Chen told MDD that the chemistrode is relatively easy to use, since it only needs to be brought into contact with the surface of the cell or tissue under investigation. The only expertise needed, he said, is the ability to develop the droplets which contain the chemical stimuli.
These droplets are then delivered to the sample; chemical reactions occur or molecules are released from the sample, as in the case of a hormone; and the resultant chemical-laden droplets are carried away.

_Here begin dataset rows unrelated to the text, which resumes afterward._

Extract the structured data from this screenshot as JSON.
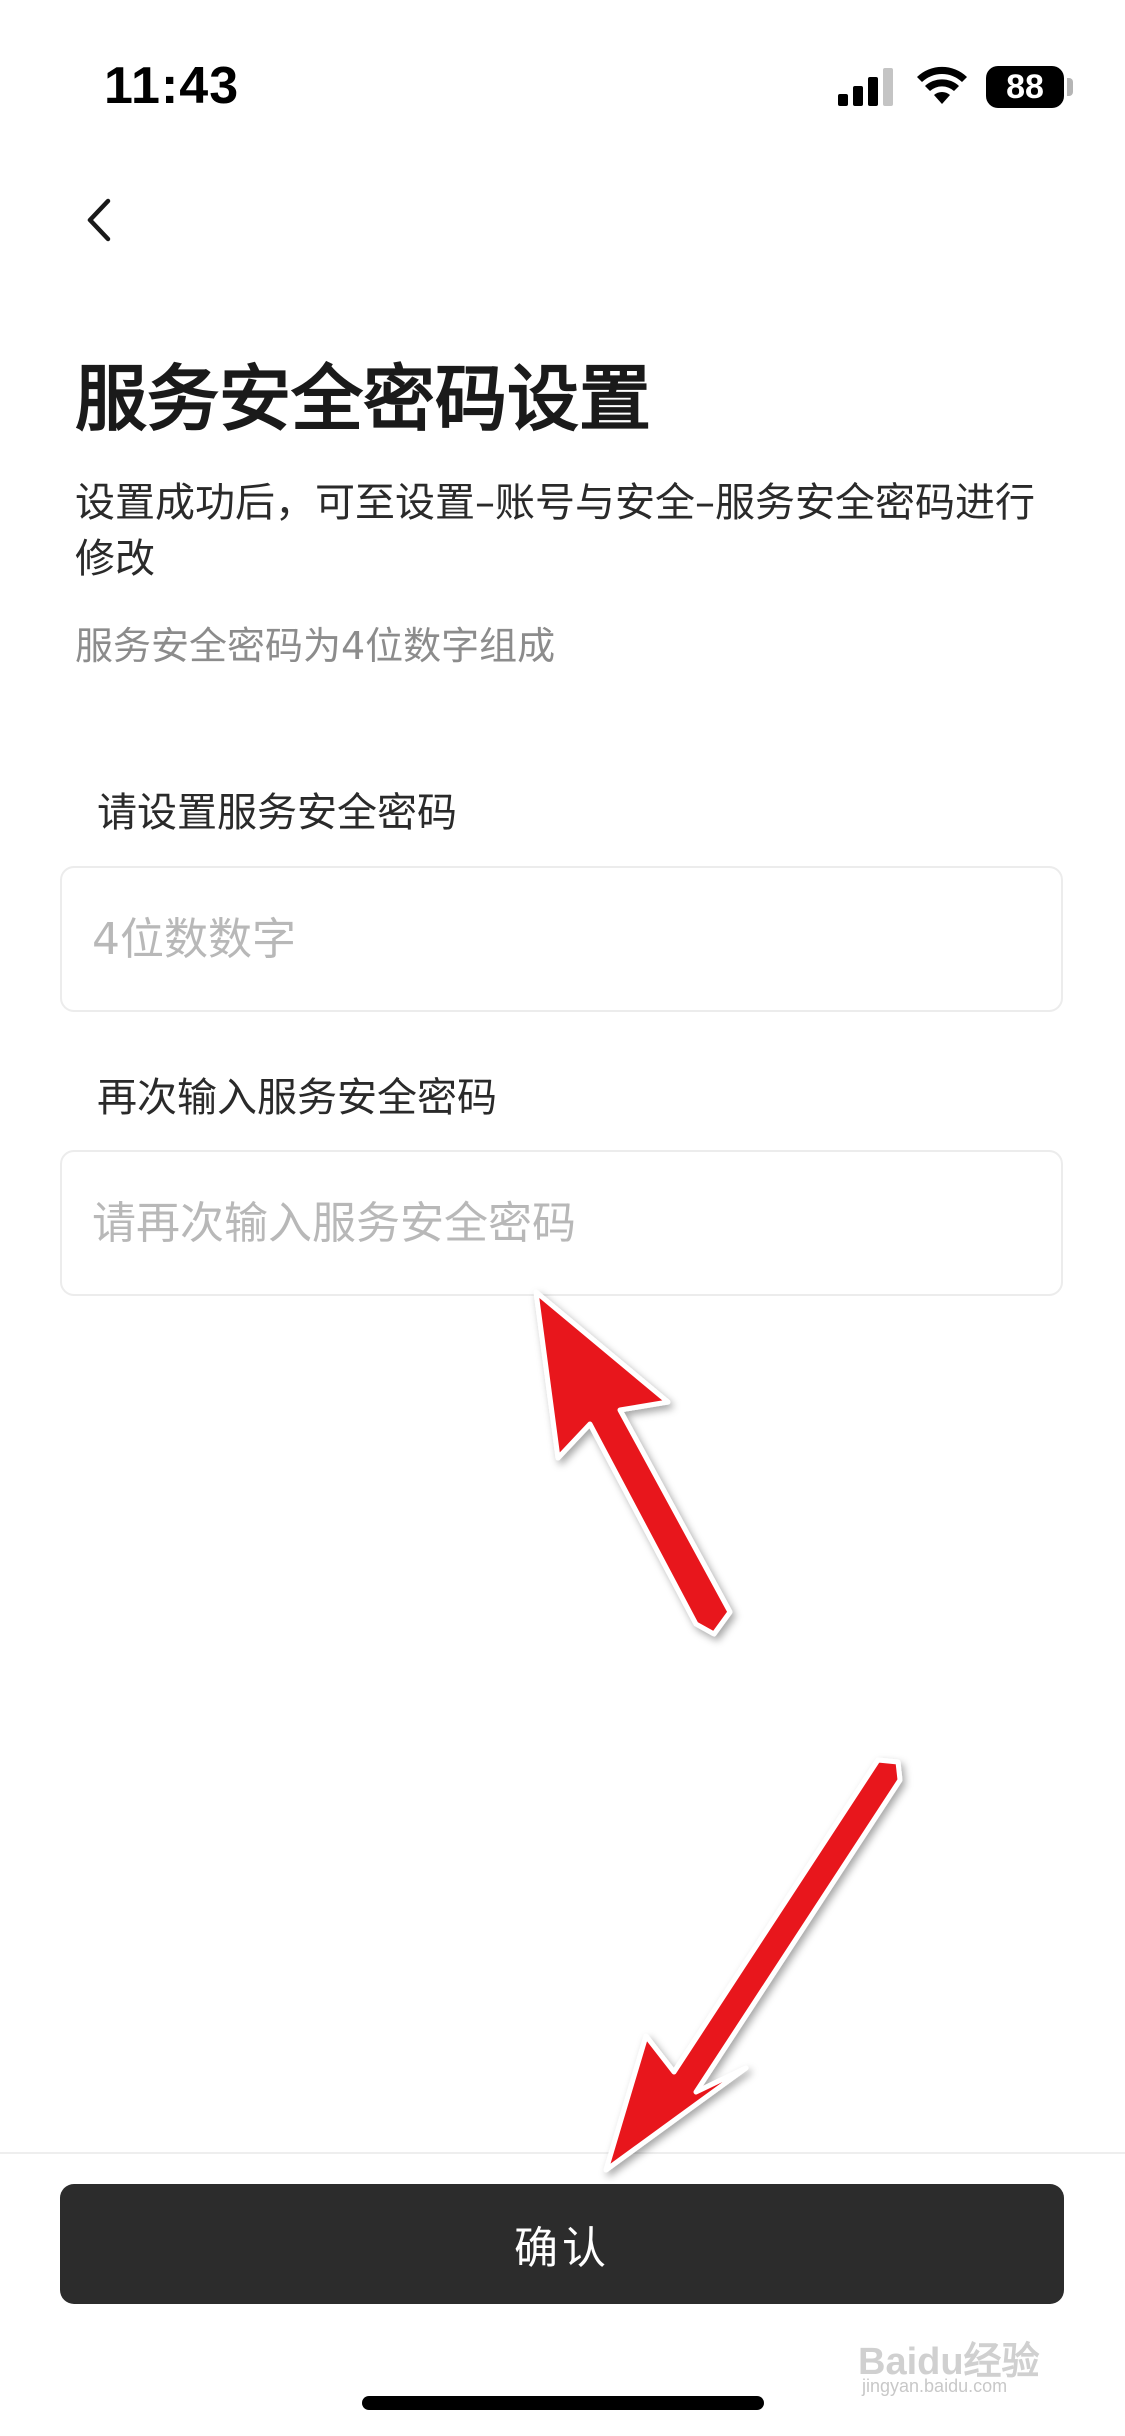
{
  "status_bar": {
    "time": "11:43",
    "battery": "88",
    "icons": [
      "signal-icon",
      "wifi-icon",
      "battery-icon"
    ]
  },
  "nav": {
    "back_icon": "chevron-left-icon"
  },
  "page": {
    "title": "服务安全密码设置",
    "description": "设置成功后，可至设置–账号与安全–服务安全密码进行修改",
    "hint": "服务安全密码为4位数字组成"
  },
  "form": {
    "field1": {
      "label": "请设置服务安全密码",
      "placeholder": "4位数数字",
      "value": ""
    },
    "field2": {
      "label": "再次输入服务安全密码",
      "placeholder": "请再次输入服务安全密码",
      "value": ""
    }
  },
  "footer": {
    "confirm_label": "确认"
  },
  "annotations": {
    "arrow_color": "#e8141b",
    "watermark_text": "Baidu经验",
    "watermark_subtext": "jingyan.baidu.com"
  }
}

All the while, the fluorocarbon carrier fluid remains in contact with the droplets and shields them from the wall of the device.
"The chemistrode offers a time-resolved, high-fidelity record of molecular stimulation and response dynamics," Ismagilov said, and that the paper "describes the physical principles that guide the operation of the chemistrode.
"It also implements the chemistrode to test the feasibility of each step and the compatibility of this platform with living cells."
The developers have begun to apply for a patent on the new device, and their research describing was published online Oct. 27, by the Proceedings of the National Academy of Science (the paper will appear in the print version of the journal on Nov. 4).
For now, the device "allows you to look very hard and precisely at living cells in a dish, but it has the potential to be used in whole organisms, as well," said Louis Philipson, a professor in the Department of Medicine and co-author of the paper. "The chemistrode offers real-time input-output analysis captured in excellent resolution. As such, it will facilitate research in a lot of areas and holds the potential for widespread applications in medicine."
Philipson added: "The development of this device is a wonderful example of the lack of walls at the University of Chicago. Here, physicians can interact with other scientists in unconventional ways and bring together different kinds of technology. The result is new ways of looking at things and new answers to old problems."